Yirminci yüzyılın başlangıcından bu yana çok hızlı bir tempo içersinde değişen tüm gerçeklikleri yansıtabilmek için çok ve çeşitli girişimlerde bulunuldu. Bu arada ağır basan tüm gerçeklikleri bir tek gerçeklik açısından, endüstri toplumu içerisinde “bulmaya” başlamış, büyük kent ortamında bireyliğini yitirmiş birey açısından yansıtma çabaları büyük yer tuttu. “Sıkıntı edebiyatı” diye adlandırabileceğimiz bu edebiyat, çoğunlukla gelecekten bekleyecek hiç bir şeyleri kalmamış, herhangi bir amacı ve hedefi de bulunmayan insanları konu aldı. Samuel Beckett’in yapıtları, bu insan tipiyle doludur. Bu yazarın yapıtlarının sonunda genellikle insandan yalnızca birtakım parçalar kalır; en son kalan ise artık herhangi bir işe yaraması olanaksız, başsız, kolsuz ve bacaksız bir gövdedir.
Acaba bütün bu çabaların ve çabalar sonucunda alınan sonuçların 1960’lardan sonraki Avrupa insanıyla ve toplumuyla bir ilgisi var mıdır? Yeni roman, hangi gerçekliği biçimlemektedir? Beckett ve onu izleyenlerle, Heinrich Böll ve Günter Grass gibi yazarlar hangi gerçeği biçimlemektedirler?
Evet, hangi gerçeklik? Biçimlenenin psişik gerçeklik olmadığı kesindir. Ve bu nokta üzerinde durmaya gerçekten değer. Derinlik psikolojisi çağında öncü edebiyat, rııhbilimsel öğelere olabildiğince az yer vermektedir; dahası, bu edebiyat, konu olarak bireyi yitirmiştir. Varoluşçu açıklama ve betimleme biçimi, karakterlerin biçimlenmesinin, durumların ve olayların yaratılmasının yerini almıştır.
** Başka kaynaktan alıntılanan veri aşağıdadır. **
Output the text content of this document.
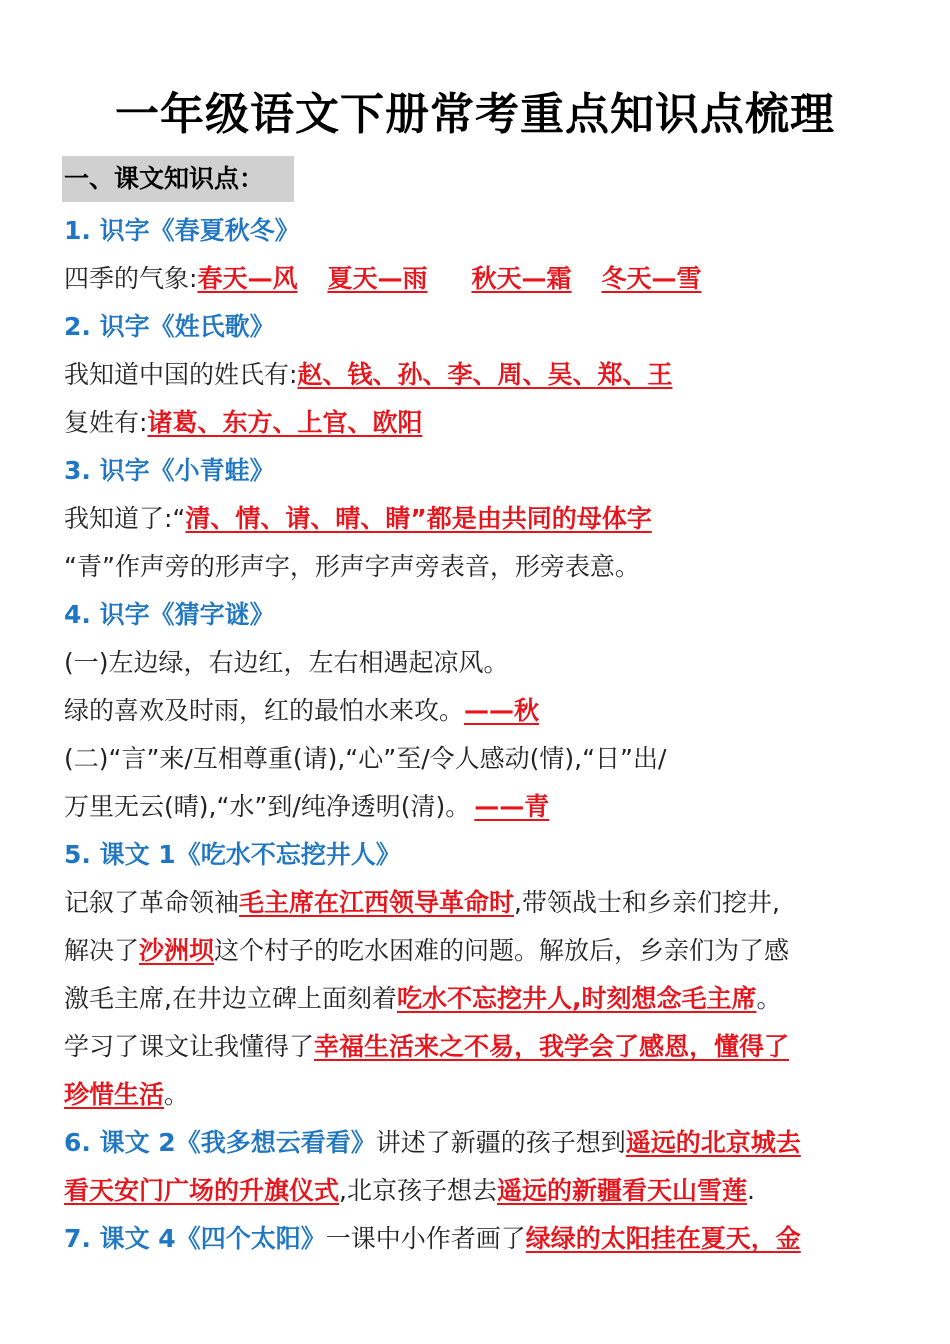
一年级语文下册常考重点知识点梳理
一、课文知识点：
1. 识字《春夏秋冬》
四季的气象:春天—风 夏天—雨 秋天—霜 冬天—雪
2. 识字《姓氏歌》
我知道中国的姓氏有:赵、钱、孙、李、周、吴、郑、王
复姓有:诸葛、东方、上官、欧阳
3. 识字《小青蛙》
我知道了:“清、情、请、晴、睛”都是由共同的母体字
“青”作声旁的形声字，形声字声旁表音，形旁表意。
4. 识字《猜字谜》
(一)左边绿，右边红，左右相遇起凉风。
绿的喜欢及时雨，红的最怕水来攻。——秋
(二)“言”来/互相尊重(请),“心”至/令人感动(情),“日”出/
万里无云(晴),“水”到/纯净透明(清)。 ——青
5. 课文 1《吃水不忘挖井人》
记叙了革命领袖毛主席在江西领导革命时,带领战士和乡亲们挖井,
解决了沙洲坝这个村子的吃水困难的问题。解放后，乡亲们为了感
激毛主席,在井边立碑上面刻着吃水不忘挖井人,时刻想念毛主席。
学习了课文让我懂得了幸福生活来之不易，我学会了感恩，懂得了
珍惜生活。
6. 课文 2《我多想云看看》讲述了新疆的孩子想到遥远的北京城去
看天安门广场的升旗仪式,北京孩子想去遥远的新疆看天山雪莲.
7. 课文 4《四个太阳》一课中小作者画了绿绿的太阳挂在夏天，金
Burada günümüz edebiyatının ancak küçük bir bölümüne eğitebildiğimiz unutulmamalıdır. Gerçekliğin biçimlendirilmesi ise bu dar kesimi çok aşan bir sorundur. Yaygın bir görüşe göre, doğa bilimleri ye teknik alanındaki belli gelişmeler, bu arada özellikle atomun bulunması, sanat ve edebiyata biçim ve içerik açısından “parçalanmış” gerçekliklerin yansıtılmasına yol açmıştır. Bu, doğru değildir. Aslında gerçekliğin yansıtılmasındaki dağınıklığın ve parçalanmışlığın nedenleri bence başka bir kaynakta aranmak gerekir ki, o da şudur: Bugün, uzaya insan gönderilmiş ve atom bombasını yapmış olmamıza karşın, bilinç açısından hâlâ tümüyle zamanımızın ürünü olamadık ve sanıldığından çok daha geniş ölçüde geçmişe, örneğin 19. yüzyıla bağlı kaldık. Bu konuda bugün yine devrimlere ve karşı devrimlere temel olarak alınan ideolojilerin neredeyse istisnasız olarak geçen yüzyılda ifade edildiği, son elli yıl içersinde de alabildiğine kötüye kullanıldığı unutulmamalıdır.
Kanmca gerçeklik sorunu açısından bakılınca varlığı görülen kültürel çoğulculuk, hiç kuşkusuz çağımızın bir ilerlemesidir. Çok sayıda yapıtların ve birbirinden çok değişik estetik ölçütlerin varlığı kötü ile iyinin bir arada bulunması düşüncesi insanı ne denli tedirgin ederse etsin insancı diye nitelendirilebilecek bir durumdur.